Turning difficulty is an apparent symptom in PD, and dopaminergic medication has a positive effect on turning16). Various etiologies can cause turning difficulty, including axial rigidity, inter-limb coordination, and asymmetry in PD. The exact mechanisms of the results are not fully investigated, and several hypotheses can be proposed.

First, straightening of the forward flexion by kypho-orthosis might affect gait performance although with minimal change. Forward bend posture with mild to moderate truncal flexion, called stooped posture, is a common form of postural deformity in PD. Little et al. investigated the effect of axial loading for back-to-coronal spinal deformity in idiopathic scoliosis17). Recently, backpack treatment weighing 6 kg for camptocormia, which is forward flexion >45° in sagittal plane, was introduced; it is simpler and more convenient than other physiotherapies18).

Whether stooping is a characteristic of the disease or a compensatory response to postural instability is controversial. A previous report proved that locomotion and bend posture highly interact with each other based on neurophysiologic data19). Based on this study, the target of therapeutic model or rehabilitation for PD has been changed from isolated component to complex coupling, including gait and posture20).

Time of timed up-and-go test, which can measure standing, gait and turning, was increased for every 5° of forward flexion21). Turning performance comprises a combination of spinal rotation and foot movement. The changes in segmental spinal range of motion are associated with postural instability while turning in healthy elderly people. Foot movements act as compensation for these changes by maintaining balance22). The closer the body mass is to the rotation axis, the lesser the angular momentum, which can lead to increased angular velocity23). Based on these previous reports, we postulated that straightening the posture with spinal kypho-orthosis may be altered by combining spinal and foot movement consequently.

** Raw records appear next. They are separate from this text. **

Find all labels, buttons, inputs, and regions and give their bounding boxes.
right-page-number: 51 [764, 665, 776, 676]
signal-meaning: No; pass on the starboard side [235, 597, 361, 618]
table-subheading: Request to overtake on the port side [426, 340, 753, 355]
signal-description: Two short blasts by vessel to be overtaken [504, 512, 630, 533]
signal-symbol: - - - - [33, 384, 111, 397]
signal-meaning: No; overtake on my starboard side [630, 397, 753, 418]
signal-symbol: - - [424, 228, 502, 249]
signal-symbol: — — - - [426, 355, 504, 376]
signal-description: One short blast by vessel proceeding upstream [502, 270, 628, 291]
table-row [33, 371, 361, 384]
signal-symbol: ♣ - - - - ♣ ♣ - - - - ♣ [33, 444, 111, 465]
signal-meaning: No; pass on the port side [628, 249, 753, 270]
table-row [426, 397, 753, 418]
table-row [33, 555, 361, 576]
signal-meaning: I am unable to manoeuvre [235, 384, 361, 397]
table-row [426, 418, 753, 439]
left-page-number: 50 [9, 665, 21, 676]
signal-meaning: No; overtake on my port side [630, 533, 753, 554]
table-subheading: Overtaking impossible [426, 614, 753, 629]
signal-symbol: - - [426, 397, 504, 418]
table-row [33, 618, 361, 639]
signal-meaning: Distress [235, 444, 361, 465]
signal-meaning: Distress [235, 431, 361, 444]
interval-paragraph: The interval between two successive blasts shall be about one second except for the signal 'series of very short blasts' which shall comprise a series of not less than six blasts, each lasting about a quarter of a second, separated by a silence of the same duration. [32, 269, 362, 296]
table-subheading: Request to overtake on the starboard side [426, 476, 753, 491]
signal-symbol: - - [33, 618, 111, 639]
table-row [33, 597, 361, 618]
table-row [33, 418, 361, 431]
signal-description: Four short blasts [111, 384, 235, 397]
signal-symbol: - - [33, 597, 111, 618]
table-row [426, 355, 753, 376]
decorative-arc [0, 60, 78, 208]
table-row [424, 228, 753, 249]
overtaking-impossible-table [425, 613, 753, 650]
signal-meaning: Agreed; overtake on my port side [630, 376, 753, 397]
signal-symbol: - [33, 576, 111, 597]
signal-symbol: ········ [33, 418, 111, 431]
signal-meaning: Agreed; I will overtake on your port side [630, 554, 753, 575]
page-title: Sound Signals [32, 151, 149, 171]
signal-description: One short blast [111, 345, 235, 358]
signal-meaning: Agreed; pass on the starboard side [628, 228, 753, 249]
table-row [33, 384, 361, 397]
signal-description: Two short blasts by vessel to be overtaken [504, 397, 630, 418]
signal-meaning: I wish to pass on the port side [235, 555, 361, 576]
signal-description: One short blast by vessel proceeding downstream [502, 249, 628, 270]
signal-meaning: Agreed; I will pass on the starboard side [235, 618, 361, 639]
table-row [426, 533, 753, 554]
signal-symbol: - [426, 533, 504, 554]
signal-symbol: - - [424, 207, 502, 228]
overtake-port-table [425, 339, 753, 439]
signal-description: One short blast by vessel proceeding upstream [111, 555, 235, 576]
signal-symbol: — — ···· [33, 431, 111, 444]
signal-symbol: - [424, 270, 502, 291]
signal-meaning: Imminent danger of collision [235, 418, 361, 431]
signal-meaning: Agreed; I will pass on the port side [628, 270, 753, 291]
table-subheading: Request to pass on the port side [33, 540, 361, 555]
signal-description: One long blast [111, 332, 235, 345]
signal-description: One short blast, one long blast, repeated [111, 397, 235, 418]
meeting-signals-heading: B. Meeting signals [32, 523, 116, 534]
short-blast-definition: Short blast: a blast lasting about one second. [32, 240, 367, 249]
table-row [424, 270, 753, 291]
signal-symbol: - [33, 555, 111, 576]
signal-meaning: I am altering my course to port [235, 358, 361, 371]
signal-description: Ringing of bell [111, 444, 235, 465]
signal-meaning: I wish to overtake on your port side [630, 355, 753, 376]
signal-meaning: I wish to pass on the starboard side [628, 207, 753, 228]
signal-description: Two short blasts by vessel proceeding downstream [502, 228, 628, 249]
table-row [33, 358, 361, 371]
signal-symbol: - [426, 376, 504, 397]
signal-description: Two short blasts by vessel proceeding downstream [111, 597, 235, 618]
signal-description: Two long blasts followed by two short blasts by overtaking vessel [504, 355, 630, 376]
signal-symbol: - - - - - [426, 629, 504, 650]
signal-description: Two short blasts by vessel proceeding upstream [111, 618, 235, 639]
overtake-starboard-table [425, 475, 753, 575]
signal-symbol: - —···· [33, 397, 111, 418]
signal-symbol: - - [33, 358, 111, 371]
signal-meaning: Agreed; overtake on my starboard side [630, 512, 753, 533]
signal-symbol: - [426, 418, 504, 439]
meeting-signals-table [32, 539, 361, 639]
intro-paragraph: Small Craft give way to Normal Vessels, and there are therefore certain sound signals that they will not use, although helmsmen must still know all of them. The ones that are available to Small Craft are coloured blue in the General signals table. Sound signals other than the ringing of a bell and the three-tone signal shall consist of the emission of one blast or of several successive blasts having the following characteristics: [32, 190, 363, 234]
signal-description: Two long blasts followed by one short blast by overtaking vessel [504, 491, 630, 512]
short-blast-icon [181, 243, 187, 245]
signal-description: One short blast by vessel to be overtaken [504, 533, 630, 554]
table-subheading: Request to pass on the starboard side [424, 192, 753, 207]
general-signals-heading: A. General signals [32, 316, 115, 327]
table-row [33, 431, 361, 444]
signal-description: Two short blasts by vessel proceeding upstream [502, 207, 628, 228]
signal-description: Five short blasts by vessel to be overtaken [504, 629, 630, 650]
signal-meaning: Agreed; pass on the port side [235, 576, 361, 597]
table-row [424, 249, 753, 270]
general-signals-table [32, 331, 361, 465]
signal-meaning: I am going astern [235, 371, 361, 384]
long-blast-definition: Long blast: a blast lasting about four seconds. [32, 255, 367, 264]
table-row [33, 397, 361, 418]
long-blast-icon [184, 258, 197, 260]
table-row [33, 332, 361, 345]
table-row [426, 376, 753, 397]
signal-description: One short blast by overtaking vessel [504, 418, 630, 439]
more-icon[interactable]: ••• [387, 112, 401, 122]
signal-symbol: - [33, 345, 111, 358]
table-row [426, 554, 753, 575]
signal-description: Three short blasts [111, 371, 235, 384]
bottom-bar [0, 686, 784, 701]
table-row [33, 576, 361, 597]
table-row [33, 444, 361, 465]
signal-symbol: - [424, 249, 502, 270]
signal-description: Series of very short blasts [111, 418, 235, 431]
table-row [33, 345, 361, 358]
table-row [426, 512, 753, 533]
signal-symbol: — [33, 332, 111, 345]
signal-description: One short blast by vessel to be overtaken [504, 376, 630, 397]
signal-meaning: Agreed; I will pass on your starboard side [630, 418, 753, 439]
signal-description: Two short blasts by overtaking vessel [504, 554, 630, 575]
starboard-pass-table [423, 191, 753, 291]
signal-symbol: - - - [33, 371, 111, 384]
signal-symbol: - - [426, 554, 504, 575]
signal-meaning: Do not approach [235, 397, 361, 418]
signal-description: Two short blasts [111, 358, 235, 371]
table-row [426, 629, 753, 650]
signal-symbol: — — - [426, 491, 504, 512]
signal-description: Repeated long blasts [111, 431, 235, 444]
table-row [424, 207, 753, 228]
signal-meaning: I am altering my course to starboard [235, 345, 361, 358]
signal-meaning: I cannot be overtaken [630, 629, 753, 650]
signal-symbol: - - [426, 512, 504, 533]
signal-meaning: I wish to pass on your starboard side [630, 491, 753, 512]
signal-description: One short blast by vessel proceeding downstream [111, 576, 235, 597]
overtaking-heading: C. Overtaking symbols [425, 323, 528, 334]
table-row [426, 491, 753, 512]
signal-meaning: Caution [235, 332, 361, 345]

Another hypothesis is that spinal orthosis directly affects turning performance as a tactile sensory cueing. Visual or vibration cueing has been well known to improve gait in patients with and without PD24). Impaired proprioceptive integration of sensory stimuli is also the contributing factor for gait and postural deformity. Previous reports demonstrated that tactile cueing improved gait in patients with PD25). Kinesio-taping, which act as an external sensory cue, also improved posture in patients with PD26).

This study has several limitations. First, the effect of the degree of straightening stooped posture has minimal clinical significance. The difference in the angle of forward flexion is approximately 1°, which might be because weight bearing on orthosis is only 1 kg. Various weight changes would be necessary for future studies. Second, the long-term effect of spinal kypho-orthosis was not investigated. The time duration for wearing the spinal kypho-orthotic device was only a few minutes, and the adaptation or fatigue caused by spinal kypho-orthosis could not be assessed. Third, the effect of spinal kypho-orthosis in age-matched healthy controls was not investigated.

In conclusion, spinal kypho-orthosis improved forward flexion and gait turning in patients with PD. However, our findings indicate that erect posture was not associated with locomotion but was associated with turning. Spinal kypho-orthosis can be potentially used in gait rehabilitation in patients with PD, particularly for turning. Future studies for long-term monitoring of spinal kypho-orthosis are necessary.

Funding

This work was funded by a grant from Specialization project in Inje University 2016.

Conflict of interests

All authors declare that there is no conflict of interest regarding the publication of this paper.